In this case, it appears that in a divorce action between the parties the temporary custody of the minor children involved was awarded to the husband in February, 1942. Thereafter the wife filed a petition in which she alleged that the husband had abandoned the children and left them in her care, and she prayed that he be required to contribute to their support. In November, 1942, the court passed an order requiring the husband to pay to the wife $7 per week for their support, and to provide clothing and medical expenses. In the final decree entered in January, 1943, the court provided that the plaintiff in error should continue to pay $7 per week and provide necessary clothing and medical expenses as long as the children remained in the custody of the wife or until they became of age or married. It further appears that the wife and mother remained in temporary custody of the minor children from 1942 until January, 1947, or approximately five years. By evidence offered by the plaintiff in error, it appears that he had remarried prior to the order issued in January, 1947, authorizing him to take custody of the minor children.
This court will not hold, as a matter of law, that actual custody by the wife and mother of minor children for approximately five years after their custody had been awarded to the husband and father, and the remarriage of the father, are not such new and material conditions or circumstances as would authorize the judge to award custody of the children to the mother for the month of August in each year, in lieu of the right of the mother to visit the children at any time in the home of the father. Compare Atkinson v. Atkinson, 160 Ga. 480 ( 128 S.E. 765); Abernathy v. Abernathy, 165 Ga. 208 ( 140 S.E. 382).
The plaintiff in error contends that the evidence offered by him demanded a finding that the mother was an unfit and improper person to have custody of the minor children for any period of time.
While the evidence offered for the plaintiff against the mother, if believed by the court, and if uncontradicted by evidence as to her good character and proper care of the children, would support such a finding, the evidence offered is so unusual and contrary to every natural impulse of a mother, as to be almost unbelievable. The evidence offered by the mother, if believed, was sufficient to disprove the charges made. The trial court had the parties before him. He could observe their conduct, and their method and manner of testifying. Therefore, if under the evidence we entertained any doubt as to the correctness of the judgment here complained of, that doubt would have to be resolved in favor of the judgment rendered by the trial judge, since he was in possession of information from his observation of parties and witnesses that could not appear in the record before this court.

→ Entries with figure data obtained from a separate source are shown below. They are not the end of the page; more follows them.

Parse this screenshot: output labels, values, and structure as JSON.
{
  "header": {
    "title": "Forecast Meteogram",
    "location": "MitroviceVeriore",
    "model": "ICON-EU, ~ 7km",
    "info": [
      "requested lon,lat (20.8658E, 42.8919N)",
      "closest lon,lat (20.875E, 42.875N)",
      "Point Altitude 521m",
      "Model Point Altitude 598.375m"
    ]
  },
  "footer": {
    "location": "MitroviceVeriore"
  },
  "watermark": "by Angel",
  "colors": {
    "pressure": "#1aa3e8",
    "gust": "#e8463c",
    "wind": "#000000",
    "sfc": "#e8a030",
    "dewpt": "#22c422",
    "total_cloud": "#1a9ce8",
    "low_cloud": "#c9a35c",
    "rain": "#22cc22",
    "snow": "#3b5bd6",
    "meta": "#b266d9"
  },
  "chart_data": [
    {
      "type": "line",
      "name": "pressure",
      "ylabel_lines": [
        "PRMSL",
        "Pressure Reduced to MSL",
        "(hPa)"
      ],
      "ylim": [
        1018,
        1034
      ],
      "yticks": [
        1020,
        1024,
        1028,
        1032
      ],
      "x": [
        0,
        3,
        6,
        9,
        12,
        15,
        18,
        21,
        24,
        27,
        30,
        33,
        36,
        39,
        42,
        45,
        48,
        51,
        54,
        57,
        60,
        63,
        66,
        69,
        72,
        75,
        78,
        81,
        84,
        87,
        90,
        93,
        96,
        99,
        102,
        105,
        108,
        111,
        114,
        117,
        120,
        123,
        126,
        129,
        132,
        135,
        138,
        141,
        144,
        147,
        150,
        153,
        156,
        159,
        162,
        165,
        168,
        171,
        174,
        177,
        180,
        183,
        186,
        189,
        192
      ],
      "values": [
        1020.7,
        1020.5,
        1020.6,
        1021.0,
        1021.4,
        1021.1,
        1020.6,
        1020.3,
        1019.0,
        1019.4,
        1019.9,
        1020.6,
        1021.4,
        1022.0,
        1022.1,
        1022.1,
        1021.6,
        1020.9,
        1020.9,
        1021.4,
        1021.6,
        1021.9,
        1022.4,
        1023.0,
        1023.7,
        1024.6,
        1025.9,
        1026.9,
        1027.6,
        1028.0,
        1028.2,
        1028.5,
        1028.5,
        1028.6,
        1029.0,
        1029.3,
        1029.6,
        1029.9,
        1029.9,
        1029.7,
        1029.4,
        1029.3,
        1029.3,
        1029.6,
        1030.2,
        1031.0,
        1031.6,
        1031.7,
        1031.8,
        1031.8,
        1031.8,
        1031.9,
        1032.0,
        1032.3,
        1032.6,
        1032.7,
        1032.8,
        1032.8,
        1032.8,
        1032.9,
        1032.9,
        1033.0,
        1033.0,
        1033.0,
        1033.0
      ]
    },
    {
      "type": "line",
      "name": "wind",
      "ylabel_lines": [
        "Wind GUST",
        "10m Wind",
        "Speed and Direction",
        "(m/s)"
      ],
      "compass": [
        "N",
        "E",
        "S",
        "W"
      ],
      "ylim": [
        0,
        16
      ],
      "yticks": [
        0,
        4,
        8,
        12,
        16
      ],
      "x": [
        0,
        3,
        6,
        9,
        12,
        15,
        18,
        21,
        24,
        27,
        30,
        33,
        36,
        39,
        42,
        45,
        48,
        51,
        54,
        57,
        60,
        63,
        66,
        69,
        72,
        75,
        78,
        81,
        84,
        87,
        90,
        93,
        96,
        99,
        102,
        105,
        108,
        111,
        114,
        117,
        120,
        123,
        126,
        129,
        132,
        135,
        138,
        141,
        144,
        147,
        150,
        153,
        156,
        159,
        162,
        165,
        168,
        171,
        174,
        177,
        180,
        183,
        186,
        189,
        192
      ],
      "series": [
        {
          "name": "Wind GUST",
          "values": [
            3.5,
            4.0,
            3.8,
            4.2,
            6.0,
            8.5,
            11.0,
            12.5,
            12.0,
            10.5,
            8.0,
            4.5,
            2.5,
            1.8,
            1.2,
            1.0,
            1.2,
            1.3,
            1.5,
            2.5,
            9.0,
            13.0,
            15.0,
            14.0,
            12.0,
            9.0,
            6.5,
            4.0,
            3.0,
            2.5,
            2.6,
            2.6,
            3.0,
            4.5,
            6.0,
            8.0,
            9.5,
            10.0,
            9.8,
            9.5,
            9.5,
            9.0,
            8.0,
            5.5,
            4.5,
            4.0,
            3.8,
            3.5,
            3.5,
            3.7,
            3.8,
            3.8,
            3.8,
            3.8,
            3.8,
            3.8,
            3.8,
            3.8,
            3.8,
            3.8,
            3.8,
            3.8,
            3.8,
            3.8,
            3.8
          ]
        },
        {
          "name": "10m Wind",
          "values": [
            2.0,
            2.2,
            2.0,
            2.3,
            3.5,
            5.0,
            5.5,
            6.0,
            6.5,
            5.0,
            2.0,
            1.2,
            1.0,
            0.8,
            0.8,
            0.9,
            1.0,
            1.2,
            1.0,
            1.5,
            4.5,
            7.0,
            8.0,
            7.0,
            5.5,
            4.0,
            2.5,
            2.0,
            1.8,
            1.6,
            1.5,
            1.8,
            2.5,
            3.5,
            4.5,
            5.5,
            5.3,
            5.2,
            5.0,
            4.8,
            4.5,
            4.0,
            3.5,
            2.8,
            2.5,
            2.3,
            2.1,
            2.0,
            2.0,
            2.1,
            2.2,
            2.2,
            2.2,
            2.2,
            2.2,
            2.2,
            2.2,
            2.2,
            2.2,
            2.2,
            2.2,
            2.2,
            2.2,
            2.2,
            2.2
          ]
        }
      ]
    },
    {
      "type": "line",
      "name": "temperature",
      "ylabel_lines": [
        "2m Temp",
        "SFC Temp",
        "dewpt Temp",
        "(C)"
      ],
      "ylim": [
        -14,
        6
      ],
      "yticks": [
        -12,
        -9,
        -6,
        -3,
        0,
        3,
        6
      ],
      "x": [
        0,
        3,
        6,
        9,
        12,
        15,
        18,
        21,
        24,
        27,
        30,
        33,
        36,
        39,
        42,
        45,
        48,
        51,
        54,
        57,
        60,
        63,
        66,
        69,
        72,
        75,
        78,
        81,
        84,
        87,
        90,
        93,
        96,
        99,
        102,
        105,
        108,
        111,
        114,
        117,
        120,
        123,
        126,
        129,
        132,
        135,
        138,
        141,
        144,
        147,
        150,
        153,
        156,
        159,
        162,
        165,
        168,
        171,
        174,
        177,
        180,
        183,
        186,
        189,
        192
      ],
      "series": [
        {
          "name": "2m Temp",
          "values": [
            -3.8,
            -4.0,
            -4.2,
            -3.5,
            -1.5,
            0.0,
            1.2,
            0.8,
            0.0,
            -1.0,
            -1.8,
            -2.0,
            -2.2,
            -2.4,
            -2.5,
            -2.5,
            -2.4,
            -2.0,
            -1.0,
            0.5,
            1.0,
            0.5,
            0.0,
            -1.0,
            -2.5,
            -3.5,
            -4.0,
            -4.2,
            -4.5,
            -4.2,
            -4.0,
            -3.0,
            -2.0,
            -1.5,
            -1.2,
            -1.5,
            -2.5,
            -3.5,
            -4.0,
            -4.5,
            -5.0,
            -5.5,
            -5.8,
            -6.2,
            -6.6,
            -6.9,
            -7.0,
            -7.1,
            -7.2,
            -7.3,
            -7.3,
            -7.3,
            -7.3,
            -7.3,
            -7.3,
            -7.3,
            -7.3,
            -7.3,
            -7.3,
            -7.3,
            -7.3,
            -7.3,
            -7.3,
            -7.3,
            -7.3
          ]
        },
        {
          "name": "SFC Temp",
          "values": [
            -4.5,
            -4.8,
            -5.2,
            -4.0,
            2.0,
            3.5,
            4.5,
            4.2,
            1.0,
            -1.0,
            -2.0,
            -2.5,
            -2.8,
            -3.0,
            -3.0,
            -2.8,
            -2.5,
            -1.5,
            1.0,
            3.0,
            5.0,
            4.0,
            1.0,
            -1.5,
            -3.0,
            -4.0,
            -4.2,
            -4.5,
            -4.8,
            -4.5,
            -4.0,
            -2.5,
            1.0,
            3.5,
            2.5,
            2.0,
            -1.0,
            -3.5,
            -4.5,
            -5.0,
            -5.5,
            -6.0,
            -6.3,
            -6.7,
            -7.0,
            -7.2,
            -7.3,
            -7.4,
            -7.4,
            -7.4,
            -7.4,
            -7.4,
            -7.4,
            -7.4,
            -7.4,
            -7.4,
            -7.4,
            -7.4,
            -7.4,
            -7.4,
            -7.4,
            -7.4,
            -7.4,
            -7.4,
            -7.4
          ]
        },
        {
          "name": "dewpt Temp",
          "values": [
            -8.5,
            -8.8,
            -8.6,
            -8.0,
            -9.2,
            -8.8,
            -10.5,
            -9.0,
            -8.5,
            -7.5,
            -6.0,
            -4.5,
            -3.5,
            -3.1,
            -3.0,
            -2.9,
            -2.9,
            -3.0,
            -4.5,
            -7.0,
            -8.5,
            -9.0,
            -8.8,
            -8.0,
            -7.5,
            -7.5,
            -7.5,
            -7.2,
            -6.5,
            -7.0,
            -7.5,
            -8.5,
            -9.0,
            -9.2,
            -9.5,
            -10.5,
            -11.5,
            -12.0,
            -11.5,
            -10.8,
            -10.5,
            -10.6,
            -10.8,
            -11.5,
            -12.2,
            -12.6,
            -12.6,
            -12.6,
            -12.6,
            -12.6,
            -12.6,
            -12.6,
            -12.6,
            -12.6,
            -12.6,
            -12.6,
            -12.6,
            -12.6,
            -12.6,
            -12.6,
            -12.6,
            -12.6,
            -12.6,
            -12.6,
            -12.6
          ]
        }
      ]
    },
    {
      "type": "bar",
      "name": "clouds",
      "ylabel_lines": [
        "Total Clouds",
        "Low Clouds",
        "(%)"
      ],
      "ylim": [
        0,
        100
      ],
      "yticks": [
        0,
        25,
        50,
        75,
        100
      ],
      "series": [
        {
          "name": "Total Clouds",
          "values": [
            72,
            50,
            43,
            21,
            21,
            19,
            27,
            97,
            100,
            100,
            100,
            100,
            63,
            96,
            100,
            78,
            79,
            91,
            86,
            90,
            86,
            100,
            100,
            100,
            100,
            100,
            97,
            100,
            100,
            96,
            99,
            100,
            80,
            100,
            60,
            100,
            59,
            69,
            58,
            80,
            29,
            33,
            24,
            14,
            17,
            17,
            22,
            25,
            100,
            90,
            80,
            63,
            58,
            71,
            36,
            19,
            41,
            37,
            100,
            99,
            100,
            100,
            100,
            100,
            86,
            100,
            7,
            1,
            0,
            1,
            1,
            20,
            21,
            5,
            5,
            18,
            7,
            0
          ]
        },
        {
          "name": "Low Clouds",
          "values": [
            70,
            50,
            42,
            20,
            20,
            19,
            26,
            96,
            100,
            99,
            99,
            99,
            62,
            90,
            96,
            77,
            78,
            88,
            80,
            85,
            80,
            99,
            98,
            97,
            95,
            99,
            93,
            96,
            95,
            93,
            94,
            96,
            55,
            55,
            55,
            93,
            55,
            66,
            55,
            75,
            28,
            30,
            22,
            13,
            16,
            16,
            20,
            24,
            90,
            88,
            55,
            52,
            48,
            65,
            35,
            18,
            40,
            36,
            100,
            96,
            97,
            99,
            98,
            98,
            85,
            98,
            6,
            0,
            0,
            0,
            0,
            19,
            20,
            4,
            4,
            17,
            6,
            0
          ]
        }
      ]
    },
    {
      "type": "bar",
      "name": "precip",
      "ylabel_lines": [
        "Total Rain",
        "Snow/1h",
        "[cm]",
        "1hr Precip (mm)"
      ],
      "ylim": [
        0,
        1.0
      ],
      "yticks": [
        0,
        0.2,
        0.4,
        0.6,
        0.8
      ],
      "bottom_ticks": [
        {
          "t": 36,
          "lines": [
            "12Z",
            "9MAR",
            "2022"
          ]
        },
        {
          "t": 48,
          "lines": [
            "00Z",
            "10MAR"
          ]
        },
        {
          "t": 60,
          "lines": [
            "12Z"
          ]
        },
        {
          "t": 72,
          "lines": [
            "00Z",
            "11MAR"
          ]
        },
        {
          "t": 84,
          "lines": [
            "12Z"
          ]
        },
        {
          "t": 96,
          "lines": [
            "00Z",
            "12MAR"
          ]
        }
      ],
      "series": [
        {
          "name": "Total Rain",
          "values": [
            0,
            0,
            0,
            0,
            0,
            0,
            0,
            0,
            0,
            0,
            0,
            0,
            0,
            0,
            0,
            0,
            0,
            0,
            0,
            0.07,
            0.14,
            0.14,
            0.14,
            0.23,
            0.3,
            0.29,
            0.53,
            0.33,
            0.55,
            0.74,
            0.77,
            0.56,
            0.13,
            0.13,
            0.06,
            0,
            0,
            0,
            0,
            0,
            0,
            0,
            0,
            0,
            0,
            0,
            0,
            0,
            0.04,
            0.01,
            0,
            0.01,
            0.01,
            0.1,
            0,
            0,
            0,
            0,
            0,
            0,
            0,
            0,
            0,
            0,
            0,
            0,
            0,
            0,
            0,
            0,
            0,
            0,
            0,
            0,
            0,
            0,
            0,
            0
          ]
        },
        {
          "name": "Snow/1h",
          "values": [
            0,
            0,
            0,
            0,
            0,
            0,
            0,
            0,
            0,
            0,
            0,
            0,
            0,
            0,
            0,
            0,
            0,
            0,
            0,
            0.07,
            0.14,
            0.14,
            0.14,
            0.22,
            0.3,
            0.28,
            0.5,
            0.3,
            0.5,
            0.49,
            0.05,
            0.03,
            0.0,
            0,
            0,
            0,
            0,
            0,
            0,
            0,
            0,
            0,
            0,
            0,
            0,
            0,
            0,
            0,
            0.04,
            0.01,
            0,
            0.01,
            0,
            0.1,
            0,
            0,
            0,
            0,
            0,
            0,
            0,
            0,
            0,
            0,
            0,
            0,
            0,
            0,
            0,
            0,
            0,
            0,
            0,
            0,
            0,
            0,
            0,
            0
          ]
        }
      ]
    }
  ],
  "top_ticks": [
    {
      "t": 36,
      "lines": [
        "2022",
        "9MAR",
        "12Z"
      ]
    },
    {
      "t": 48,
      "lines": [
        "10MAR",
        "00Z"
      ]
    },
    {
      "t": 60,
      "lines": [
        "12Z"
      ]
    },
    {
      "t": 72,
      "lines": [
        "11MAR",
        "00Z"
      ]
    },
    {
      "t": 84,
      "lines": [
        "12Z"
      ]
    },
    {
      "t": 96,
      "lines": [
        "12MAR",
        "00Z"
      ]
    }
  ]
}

The contention of the plaintiff in error that his evidence demanded a judgment refusing custody to the wife at any time is without merit.
2. The contention is further made that the evidence for the plaintiff in error, charging the wife with misconduct and illicit relations with a named individual, required the wife, under the Code, § 38-119, to procure evidence from such individual that the charge was not true. This contention requires nothing more than that we hold, as we do, that it is without merit.
Judgment affirmed. All the Justices concur.